Certains poussent le rejet plus loin encore. À Orléans, le tribunal administratif a rejeté le 8 avril la requête d’un habitant souhaitant choisir son produit anti-Covid. Nul besoin de préciser que l’intéressé préférait Pfizer à AstraZeneca, le seul à lui avoir été proposé sur la plateforme Doctolib, argumentant notamment sur les effets secondaires du vaccin. Comme l’explique à Marianne Caroline Lantero, maître de conférences à l’Université Clermont Auvergne en droit public, le tribunal administratif a estimé qu’il « n’est pas établi qu’AstraZeneca est moins efficace que les autres » vaccins. Ne pas proposer une formule alternative à ce vaccin ne porte donc pas « atteinte au droit à des soins appropriés ».

“DES DOSES POURRAIENT SE RETROUVER INUTILISÉES”

La situation pourrait être particulièrement problématique après le 16 avril. À cette date, les injections seront possibles pour toutes les personnes de plus de 60 ans, quel que soit leur état de santé. « À ce moment-là, on redoute clairement que les rendez-vous Pfizer et Moderna partent beaucoup plus vite que ceux d’AstraZeneca… », rapporte Jacques Battistoni.

« Des doses pourraient se retrouver inutilisées », déplore Jacques Battistoni. À la veille de l’été, les livraisons des deux vaccins à ARN devraient fortement augmenter, alors que le produit de Johnson & Johnson montera progressivement en puissance. Mais d’ici là, AstraZeneca reste un allié indispensable. « On ne peut pas se passer de lui si on veut atteindre les objectifs, les autres ne suffiront pas » ajoute Jacques Battistoni. Le gouvernement a promis 20 millions d’immunisés mi-mai, 10 millions de plus un mois après.

UN VACCIN EFFICACE

Dans l’œil du cyclone, on oublierait presque l’incontestable efficacité de la formule. « Le public retient prioritairement les effets secondaires extrêmement rares et absents pour le vaccin Pfizer, plutôt que l’efficacité », regrette le président du syndicat de médecins généralistes MG France. Le produit permet d’éviter 76 % des contaminations. Surtout, il est efficace à 94 % contre le risque de formes graves, d’après une étude écossaise. Mais l’histoire l’a montré : quand le doute est jeté sur un vaccin, revenir en arrière est presque mission impossible.

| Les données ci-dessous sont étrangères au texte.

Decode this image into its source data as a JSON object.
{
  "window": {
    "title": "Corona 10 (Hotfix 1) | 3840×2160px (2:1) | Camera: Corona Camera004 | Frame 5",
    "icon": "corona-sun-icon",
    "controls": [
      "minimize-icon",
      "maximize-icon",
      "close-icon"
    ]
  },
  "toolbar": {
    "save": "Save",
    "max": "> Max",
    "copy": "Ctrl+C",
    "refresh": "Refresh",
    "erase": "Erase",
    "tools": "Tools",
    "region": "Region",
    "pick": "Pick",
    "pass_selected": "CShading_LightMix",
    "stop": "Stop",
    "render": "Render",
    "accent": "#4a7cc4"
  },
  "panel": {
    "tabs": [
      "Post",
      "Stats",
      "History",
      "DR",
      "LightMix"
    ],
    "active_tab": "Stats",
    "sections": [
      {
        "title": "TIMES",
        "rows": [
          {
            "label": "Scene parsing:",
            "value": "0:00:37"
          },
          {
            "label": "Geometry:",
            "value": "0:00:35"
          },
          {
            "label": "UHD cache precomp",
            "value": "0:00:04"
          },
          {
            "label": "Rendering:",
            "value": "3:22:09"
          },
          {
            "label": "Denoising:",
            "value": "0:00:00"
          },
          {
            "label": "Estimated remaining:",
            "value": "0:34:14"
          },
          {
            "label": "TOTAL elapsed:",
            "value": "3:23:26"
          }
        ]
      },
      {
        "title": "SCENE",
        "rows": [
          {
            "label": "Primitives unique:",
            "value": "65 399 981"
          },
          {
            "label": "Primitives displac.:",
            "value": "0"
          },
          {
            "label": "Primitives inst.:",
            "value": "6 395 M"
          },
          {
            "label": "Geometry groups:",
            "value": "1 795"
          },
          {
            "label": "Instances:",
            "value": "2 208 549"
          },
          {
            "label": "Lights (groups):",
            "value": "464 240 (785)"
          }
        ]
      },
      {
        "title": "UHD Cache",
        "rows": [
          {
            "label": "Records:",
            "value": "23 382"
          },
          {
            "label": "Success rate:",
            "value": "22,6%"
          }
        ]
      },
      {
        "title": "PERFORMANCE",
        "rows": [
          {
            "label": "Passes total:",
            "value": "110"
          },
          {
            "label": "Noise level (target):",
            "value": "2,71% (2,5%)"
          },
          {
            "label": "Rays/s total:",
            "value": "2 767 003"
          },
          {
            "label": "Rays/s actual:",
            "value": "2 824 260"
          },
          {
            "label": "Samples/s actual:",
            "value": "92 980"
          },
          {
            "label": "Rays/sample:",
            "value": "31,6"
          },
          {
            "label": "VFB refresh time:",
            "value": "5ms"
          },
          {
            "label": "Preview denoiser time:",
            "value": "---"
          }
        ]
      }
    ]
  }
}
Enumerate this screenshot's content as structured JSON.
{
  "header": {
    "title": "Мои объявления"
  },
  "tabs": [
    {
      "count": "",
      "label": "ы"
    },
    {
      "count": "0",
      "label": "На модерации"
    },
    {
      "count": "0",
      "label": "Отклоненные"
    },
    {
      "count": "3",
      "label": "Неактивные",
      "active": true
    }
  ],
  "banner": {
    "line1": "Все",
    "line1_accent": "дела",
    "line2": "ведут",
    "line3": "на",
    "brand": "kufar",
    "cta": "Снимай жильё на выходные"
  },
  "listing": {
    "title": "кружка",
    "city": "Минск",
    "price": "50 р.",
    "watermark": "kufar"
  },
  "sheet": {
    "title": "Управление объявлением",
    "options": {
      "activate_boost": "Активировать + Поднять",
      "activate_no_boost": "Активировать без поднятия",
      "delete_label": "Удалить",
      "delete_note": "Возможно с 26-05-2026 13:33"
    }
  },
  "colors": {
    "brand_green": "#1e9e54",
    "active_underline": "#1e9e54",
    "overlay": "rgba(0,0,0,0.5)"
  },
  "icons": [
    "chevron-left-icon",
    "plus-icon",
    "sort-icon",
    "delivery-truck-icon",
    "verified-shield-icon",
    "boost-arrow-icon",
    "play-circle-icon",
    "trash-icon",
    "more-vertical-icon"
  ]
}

Comment éviter cette issue ? « En rappelant que d’autres médicaments, comme la pilule, présentent des risques, sans que l’on remette pour autant en cause leur efficacité », conclut Jacques Battistoni. Les nouveaux revirements risquent pourtant d’accroître l’impression de tâtonnements. « Justement, à mon sens, cela montre que les autorités sanitaires suivent la situation de manière très rigoureuse, et changent les protocoles avec une rapidité exceptionnelle quand c’est nécessaire, analyse Étienne Decroly. Peu de gens ont l’habitude de raisonner en fonction de la balance bénéfice risque : l’idée d’un risque zéro, surtout pour les vaccins, est très répandue ».

Plus encore, les très rares cas de thromboses observés ne pouvaient être prévus par les essais cliniques. « Ils ont inclus 20 000 personnes, or la fréquence des thromboses est beaucoup plus faible. On parle de quelques cas sur des millions de vaccinés », continue le spécialiste. Impossible, dans ces conditions, de les détecter de manière significative avant l’injection à très grande échelle.